Analysis: A combination therapy – helping the body’s own defences fight cancer cells – has shown impressive results for terminally ill melanoma patients
Immunotherapy is the most exciting development in cancer treatment in years, beginning to take off at a time when much cancer drug research seems to be hitting a brick wall. More and more of the orthodox chemotherapy drugs have very small effects, buying people with the advanced disease a few months or even just weeks of life, as the Guardian reported on Saturday.
But the scientists working on immunotherapy have set out in an entirely different direction, tricking the body’s own defences into fighting the enemy cancer within. For a long time, this has been an aspiration. The concept dates back to the 1970s and for decades the big pharmaceutical companies showed little interest. Other drugs looked like much more certain money-earners. But now there is real evidence that immunotherapy can sometimes halt terminal cancers in their tracks and big pharma is joining the bandwagon with a vengeance.
In Chicago, at the American Society for Clinical Oncology (Asco) annual meeting, where so many promising cancer drugs have been announced in the past – not always in the long term fulfilling the high hopes – experts are saying that the results of a trial involving a combination of two new immunotherapy drugs for melanoma (skin cancer) patients are spectacular.
Half the patients in the British trial, considered terminally ill and with little time left, responded to ipilimumab, a drug licensed four years ago, combined with the new and as-yet-unlicensed drug nivolumab. On its own, ipilimumab works for around a fifth of patients. The combination of the two shrank the tumours of 58% of patients. There is hope they may disappear altogether. Results from the trial of 945 patients, led by the Royal Marsden hospital in London, were published in the New England Journal of Medicine to coincide with the conference presentation.
Both ipilimumab, sold under the brand name Yervoy, and nivolumab were developed by an American biotech firm called Medarex, based in New Jersey and set up by a handful of immunologists from Dartmouth medical school. Their belief in immunotherapy for cancer has been amply rewarded – in 2009, their small company was bought by the pharma giant Bristol-Myers Squibb. The following year, Bristol-Myers Squibb announced the first major trial results of ipilimumab. Companies have been clambering over each other to get involved ever since.
Excitement over new cancer drugs is a dangerous thing. There have been melanoma drugs before that were greeted as miracle cures. These “targeted drugs”, the BRAF inhibitors, caused tumours to vanish completely. There was euphoria at cancer conferences. But within a few months, the disease came back with a vengeance and killed.
But the enthusiasm for immunotherapy may be better placed because this is a whole new way of tackling cancer. Scientists have long puzzled over the failure of the body’s own defensive immune system to attack cancer cells in the same way that it will fight a cold virus. They have discovered that cancer – just like the human immunodeficiency virus (HIV) that causes Aids – can hide from the T-cells that seek out and kill invaders. Cancer Research UK, which has been funding some of the research, says the cancer cells have developed a sort of “secret handshake” which persuades the T-cells not to attack.
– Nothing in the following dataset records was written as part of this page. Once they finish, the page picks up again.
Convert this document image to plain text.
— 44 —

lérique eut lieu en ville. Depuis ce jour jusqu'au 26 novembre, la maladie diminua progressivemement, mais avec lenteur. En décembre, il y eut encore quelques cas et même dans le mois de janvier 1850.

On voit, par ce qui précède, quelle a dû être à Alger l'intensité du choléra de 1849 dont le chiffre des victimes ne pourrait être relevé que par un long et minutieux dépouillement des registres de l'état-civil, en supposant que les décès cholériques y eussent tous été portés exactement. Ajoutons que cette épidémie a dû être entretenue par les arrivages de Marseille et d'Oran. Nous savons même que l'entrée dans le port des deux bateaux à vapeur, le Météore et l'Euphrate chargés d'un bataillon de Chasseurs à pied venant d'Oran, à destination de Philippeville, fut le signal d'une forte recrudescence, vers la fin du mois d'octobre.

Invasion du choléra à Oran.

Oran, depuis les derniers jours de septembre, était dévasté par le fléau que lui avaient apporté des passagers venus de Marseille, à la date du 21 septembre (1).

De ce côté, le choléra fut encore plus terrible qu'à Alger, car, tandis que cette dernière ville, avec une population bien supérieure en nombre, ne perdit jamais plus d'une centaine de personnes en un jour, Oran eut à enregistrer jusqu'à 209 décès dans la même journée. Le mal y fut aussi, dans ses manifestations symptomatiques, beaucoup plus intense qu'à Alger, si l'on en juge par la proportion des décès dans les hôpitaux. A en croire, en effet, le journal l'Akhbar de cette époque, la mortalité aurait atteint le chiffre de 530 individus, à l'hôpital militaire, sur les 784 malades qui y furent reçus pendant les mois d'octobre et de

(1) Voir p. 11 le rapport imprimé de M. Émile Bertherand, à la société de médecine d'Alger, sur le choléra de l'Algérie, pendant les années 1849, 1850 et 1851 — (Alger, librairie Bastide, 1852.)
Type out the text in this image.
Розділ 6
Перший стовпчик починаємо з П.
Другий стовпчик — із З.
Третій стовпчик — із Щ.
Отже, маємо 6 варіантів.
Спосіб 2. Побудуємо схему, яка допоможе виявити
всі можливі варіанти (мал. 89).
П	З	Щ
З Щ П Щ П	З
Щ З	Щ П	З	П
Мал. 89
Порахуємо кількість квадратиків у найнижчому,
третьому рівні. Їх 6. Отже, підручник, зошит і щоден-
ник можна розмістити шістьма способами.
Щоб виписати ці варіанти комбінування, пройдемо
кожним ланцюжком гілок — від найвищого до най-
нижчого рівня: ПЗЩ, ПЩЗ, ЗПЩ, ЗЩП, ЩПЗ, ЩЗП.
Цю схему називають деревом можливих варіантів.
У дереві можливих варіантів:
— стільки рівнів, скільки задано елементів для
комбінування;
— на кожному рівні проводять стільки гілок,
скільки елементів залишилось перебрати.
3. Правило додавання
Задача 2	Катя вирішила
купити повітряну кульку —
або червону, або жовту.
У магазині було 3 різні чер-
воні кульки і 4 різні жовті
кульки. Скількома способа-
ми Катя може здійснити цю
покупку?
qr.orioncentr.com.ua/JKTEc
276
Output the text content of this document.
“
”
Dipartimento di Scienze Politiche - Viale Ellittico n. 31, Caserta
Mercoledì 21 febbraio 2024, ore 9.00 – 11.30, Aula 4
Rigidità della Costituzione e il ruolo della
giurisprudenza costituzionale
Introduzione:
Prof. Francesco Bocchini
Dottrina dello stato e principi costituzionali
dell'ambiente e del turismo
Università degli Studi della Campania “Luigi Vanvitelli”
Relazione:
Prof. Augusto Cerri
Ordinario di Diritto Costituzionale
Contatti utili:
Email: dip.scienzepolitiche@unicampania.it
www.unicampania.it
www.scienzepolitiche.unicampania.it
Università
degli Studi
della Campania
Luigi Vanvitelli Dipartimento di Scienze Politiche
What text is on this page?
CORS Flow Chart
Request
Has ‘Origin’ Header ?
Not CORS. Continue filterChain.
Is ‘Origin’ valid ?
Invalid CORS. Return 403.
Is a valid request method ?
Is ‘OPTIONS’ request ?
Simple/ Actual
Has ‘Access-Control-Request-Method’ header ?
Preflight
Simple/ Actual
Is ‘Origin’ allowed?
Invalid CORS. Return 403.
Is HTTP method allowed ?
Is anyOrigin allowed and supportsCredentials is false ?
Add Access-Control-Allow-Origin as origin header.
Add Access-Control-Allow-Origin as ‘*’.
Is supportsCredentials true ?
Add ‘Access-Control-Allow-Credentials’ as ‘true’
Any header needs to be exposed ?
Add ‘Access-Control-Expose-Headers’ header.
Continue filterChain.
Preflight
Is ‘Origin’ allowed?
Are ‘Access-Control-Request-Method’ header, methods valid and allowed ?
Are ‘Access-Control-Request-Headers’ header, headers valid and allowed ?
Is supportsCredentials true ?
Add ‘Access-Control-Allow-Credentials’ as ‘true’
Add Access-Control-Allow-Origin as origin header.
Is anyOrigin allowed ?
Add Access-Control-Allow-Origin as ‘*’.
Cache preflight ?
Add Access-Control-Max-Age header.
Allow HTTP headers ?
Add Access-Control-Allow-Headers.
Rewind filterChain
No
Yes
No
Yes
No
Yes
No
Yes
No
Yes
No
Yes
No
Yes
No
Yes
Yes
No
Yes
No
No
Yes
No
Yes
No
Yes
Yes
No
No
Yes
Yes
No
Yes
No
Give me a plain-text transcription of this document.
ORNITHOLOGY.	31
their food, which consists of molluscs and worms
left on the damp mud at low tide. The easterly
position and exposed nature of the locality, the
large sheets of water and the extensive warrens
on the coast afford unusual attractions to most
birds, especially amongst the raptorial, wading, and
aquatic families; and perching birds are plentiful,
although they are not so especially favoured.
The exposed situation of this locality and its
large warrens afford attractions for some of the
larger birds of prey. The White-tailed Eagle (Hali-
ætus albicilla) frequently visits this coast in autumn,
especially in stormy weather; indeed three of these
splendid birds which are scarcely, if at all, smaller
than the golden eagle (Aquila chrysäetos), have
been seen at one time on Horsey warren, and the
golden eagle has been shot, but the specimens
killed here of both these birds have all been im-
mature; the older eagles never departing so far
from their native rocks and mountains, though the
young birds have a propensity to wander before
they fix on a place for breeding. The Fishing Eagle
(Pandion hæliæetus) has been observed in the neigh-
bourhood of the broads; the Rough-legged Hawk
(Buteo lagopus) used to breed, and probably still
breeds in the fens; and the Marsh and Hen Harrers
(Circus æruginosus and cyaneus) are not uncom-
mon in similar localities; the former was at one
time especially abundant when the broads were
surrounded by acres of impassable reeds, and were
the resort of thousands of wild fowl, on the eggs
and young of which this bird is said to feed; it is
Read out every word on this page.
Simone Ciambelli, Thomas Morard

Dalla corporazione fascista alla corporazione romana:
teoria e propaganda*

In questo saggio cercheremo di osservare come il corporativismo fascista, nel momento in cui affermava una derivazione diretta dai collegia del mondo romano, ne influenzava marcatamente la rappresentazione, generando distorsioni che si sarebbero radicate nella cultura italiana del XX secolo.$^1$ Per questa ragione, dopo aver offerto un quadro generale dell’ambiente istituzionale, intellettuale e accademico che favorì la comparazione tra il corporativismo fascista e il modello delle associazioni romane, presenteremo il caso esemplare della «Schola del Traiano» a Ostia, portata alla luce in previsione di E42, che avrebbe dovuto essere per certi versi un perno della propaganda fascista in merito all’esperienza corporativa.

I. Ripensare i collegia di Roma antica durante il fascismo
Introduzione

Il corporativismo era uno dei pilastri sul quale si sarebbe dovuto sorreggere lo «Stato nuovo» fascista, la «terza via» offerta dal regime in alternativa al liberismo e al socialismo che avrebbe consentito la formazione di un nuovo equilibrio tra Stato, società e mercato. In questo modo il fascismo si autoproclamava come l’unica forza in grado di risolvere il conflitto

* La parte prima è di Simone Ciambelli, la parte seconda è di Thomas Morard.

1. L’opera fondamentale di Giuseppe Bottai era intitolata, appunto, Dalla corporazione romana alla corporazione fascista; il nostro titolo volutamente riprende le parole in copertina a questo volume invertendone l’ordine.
In 1992, Japanese scientists discovered a molecule on the T-cells that was part of this secret handshake. They called it “programmed death 1” or PD1 and set out trying to disrupt it. The new drugs are the long-term result. They appear to work – at least for now – in advanced melanoma, which has a high death rate. Unlike other drugs, they are likely to work in a whole range of other cancers, too.
There are issues, as always. One is the likelihood of serious side effects. Dr Alan Worsley, from Cancer Research UK, said: “This research suggests that we could give a powerful one-two punch against advanced melanoma by combining immunotherapy treatments. Together these drugs could release the brakes on the immune system while blocking cancer’s ability to hide from it.
“But combining these treatments also increases the likelihood of potentially quite severe side effects. Identifying which patients are most likely to benefit will be key to bringing our best weapons to bear against the disease.”
Some patients have dropped out of the trials because of the side effects, which include feeling very sick. “Your immune system is designed normally not to attack your body’s own cells,” said Nell Barrie, of CRUK. “You have to boost the immune system beyond its normal function and you are going to sensitise the immune system. It’s very, very complex.”
The other big question will be how long the drugs will keep the cancers at bay. Most drugs for advanced cancers have delayed progression of the disease but not cured it. The immunotherapy drugs have not been used for long enough to be sure whether they will have a big impact on survival. But the big hope is that immunotherapy may be able to teach the body’s immune system to recognise and destroy cancer cells – and keep doing it so that the cancer is banished for good. And that is a truly exciting idea.
Ipilimumab was approved by Nice (the National Institute for Health and Care Excellence) for advanced skin cancer patients in December 2012 in spite of the high cost of £75,000 for a four-dose treatment course, because Bristol-Myers Squibb agreed to give the Department of Health an acceptably sized discount. Nivolumab is likely to get its license this summer, which will allow patients outside the Royal Marsden’s clinical trial to have it, as long as a similar acceptable price can be negotiated with the company.